What we want to do is make the app intelligently use a controller based on the host. So there would be a sessions controller for each app, and perhaps some parent session controller for shared logic(not needed now). In each of these session controllers, it handles authentication for that specific app. So if the domain is a.mysite.com, it would use session controller for app a and know to use app a's views,models,controllers. And if the domain is b.mysite, it would use the session controller for b. And there would be a user model for a and user model for b, which also would be determined by the domain.

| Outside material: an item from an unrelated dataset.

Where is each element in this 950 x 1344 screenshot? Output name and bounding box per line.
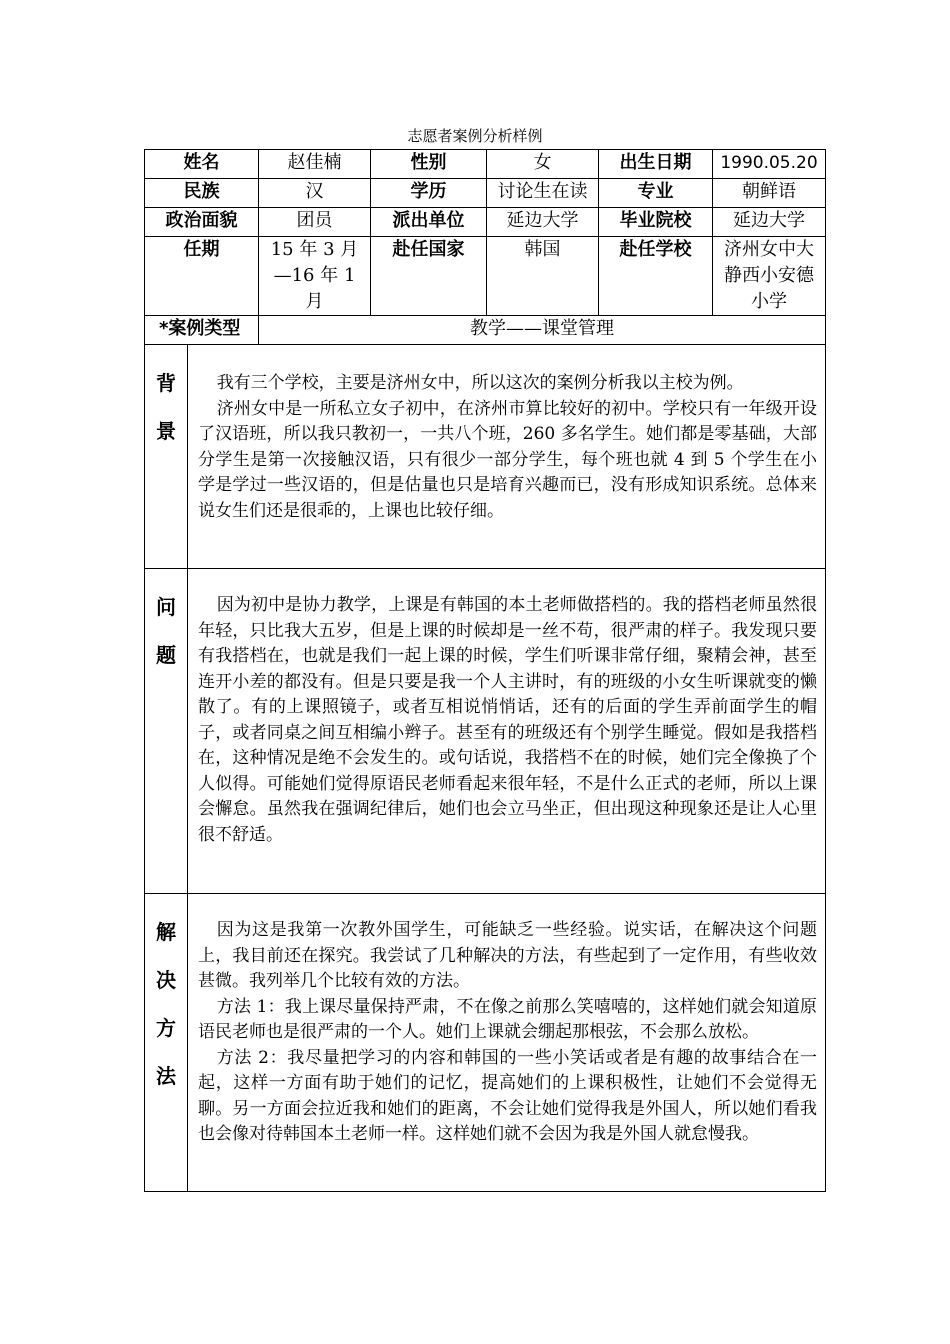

Does anyone have any suggestions or experience with this situation? And ideally using rails 2.3.x as updating to rails 3 isn't an option right now.
Devise does exactly this. You would do well to check out its architecture and apply that architecture to your own case.
You will have multiple separate Rails applications. The shared code will be a separate project, perhaps distributed as a gem or at least a separate Git repository. The shared code will include many controller actions and many view templates that are there to be sensible defaults, and which will be overridden in some apps but not in others.
All the custom code for application A will belong in a project solely devoted to containing the custom code for application A. It will be its own fully-functioning Rails application and will depend heavily on the majority of the sensible defaults provided by the shared code in the shared-code project.
I've used the theme support plugin before and dynamically set the theme based on the request uri:
http://mattmccray.com/svn/rails/plugins/theme_support
It will probably need some work to support Rails 2.3.
Update: Looks like there's a rewrite: https://github.com/dasil003/rails-multisite
Sounds like you want to make the 'base' app a plugin and use that in each of your site apps. You can use something like svn-extern so it's automatically updated whenever something changes.